Dazu zählen insbesondere die ABB-Aktien, die um 9.45 Uhr 3,5 Prozent einbüssen. Der Technologiekonzern hatte in letzter Zeit stark von den hohen Investitionen in Rechenzentren profitiert. Ähnliches gilt für das Zürcher Oberländer Unternehmen Belimo (-3,6 Prozent), das Gebäudeinfrastruktur für Data Center herstellt, den Stromgeneratorenhersteller Accelleron (-3,6 Prozent) oder den Verkabelungsspezialisten Huber+Suhner (-2,2 Prozent).
Stark bergab geht es ausserdem mit den Zulieferern für die Chip-Industrie, konkret VAT (-5,1 Prozent), Inficon (-5,0 Prozent) oder Comet (-6,8 Prozent).
KI «verlangsamen»
Er sei besorgt, dass in sechs bis zwölf Monaten ein KI-Schwarm in der Lage sein könnte, das gesamte Internet zu übernehmen und potenziell Hunderte Milliarden Dollar Schaden zu verursachen, schrieb Anthropic-Chef Dario Amodei am Samstag. Er rief die Branche dazu auf, die Entwicklung ihrer leistungsfähigsten Modelle zu verlangsamen.
Amodei bekam mit dieser Meinung prominente Rückendeckung, etwa von Tesla-Chef Elon Musk und dem Chef des ChatGPT-Entwicklers OpenAI, Sam Altman. Dieser gab zudem eine Absage an einen schnellen Börsengang seines Unternehmens, das im laufenden Jahr wohl nicht mehr an die Börse gehen werde.
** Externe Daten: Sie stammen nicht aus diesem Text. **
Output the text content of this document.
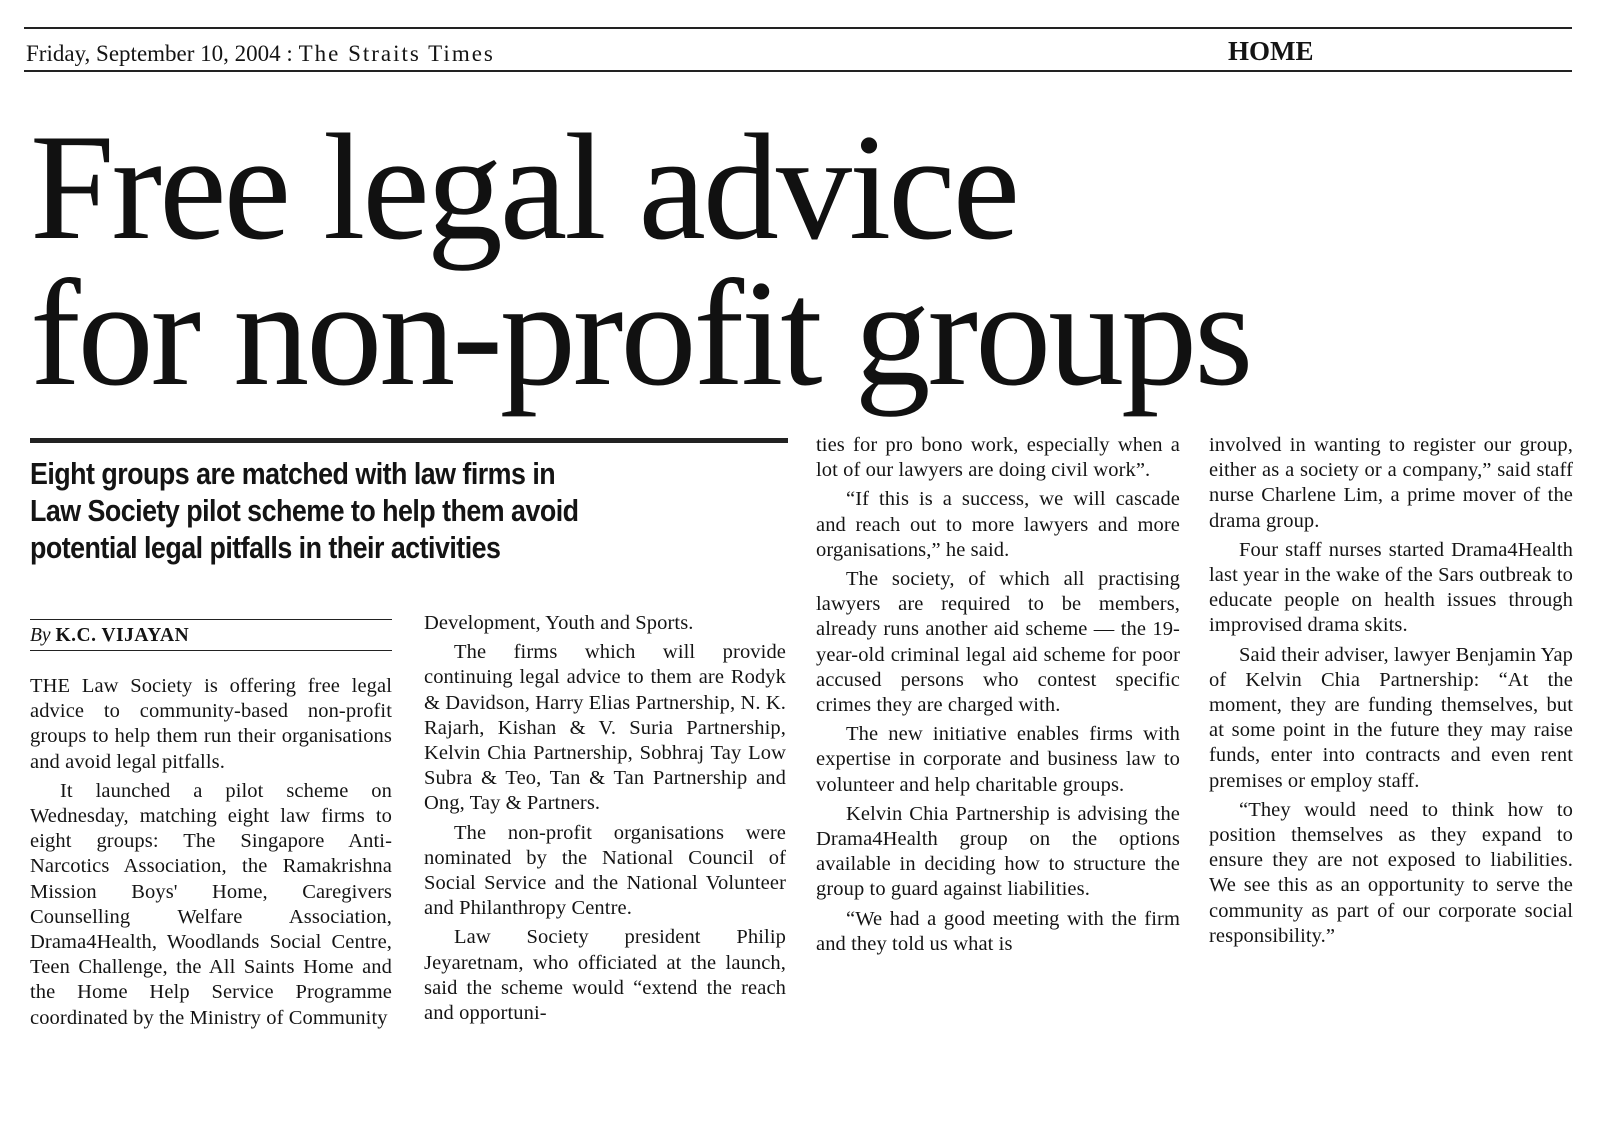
Friday, September 10, 2004 : The Straits Times	HOME
Free legal advice
for non-profit groups
Eight groups are matched with law firms in
Law Society pilot scheme to help them avoid
potential legal pitfalls in their activities
By K.C. VIJAYAN

THE Law Society is offering free legal advice to community-based non-profit groups to help them run their organisations and avoid legal pitfalls.

It launched a pilot scheme on Wednesday, matching eight law firms to eight groups: The Singapore Anti-Narcotics Association, the Ramakrishna Mission Boys' Home, Caregivers Counselling Welfare Association, Drama4Health, Woodlands Social Centre, Teen Challenge, the All Saints Home and the Home Help Service Programme coordinated by the Ministry of Community

Development, Youth and Sports.

The firms which will provide continuing legal advice to them are Rodyk & Davidson, Harry Elias Partnership, N. K. Rajarh, Kishan & V. Suria Partnership, Kelvin Chia Partnership, Sobhraj Tay Low Subra & Teo, Tan & Tan Partnership and Ong, Tay & Partners.

The non-profit organisations were nominated by the National Council of Social Service and the National Volunteer and Philanthropy Centre.

Law Society president Philip Jeyaretnam, who officiated at the launch, said the scheme would “extend the reach and opportuni-

ties for pro bono work, especially when a lot of our lawyers are doing civil work”.

“If this is a success, we will cascade and reach out to more lawyers and more organisations,” he said.

The society, of which all practising lawyers are required to be members, already runs another aid scheme — the 19-year-old criminal legal aid scheme for poor accused persons who contest specific crimes they are charged with.

The new initiative enables firms with expertise in corporate and business law to volunteer and help charitable groups.

Kelvin Chia Partnership is advising the Drama4Health group on the options available in deciding how to structure the group to guard against liabilities.

“We had a good meeting with the firm and they told us what is

involved in wanting to register our group, either as a society or a company,” said staff nurse Charlene Lim, a prime mover of the drama group.

Four staff nurses started Drama4Health last year in the wake of the Sars outbreak to educate people on health issues through improvised drama skits.

Said their adviser, lawyer Benjamin Yap of Kelvin Chia Partnership: “At the moment, they are funding themselves, but at some point in the future they may raise funds, enter into contracts and even rent premises or employ staff.

“They would need to think how to position themselves as they expand to ensure they are not exposed to liabilities. We see this as an opportunity to serve the community as part of our corporate social responsibility.”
«Es stellt sich nun die Frage, ob ein vorsichtigeres Entwicklungstempo bei KI die Investitionen entlang der gesamten Wertschöpfungskette bremsen und damit die hohen Gewinnerwartungen der Branche gefährden könnte», kommentierten am Morgen die Experten der LBBW. Die Nachfrage nach Rechenleistung und Infrastruktur bleibe hoch, doch gerade wegen ihrer Bewertung seien Technologiewerte anfällig für Zweifel an den gewaltigen Investitionssummen.
Dies hatte in der Nacht schon die technologielastigen Börsen in Asien belastet. Vor allem die Börse in Seoul mit den Aktien von SK Hynix und Samsung litt darunter. Der dortige Hauptindex Kospi gab um mehr als 3 Prozent nach.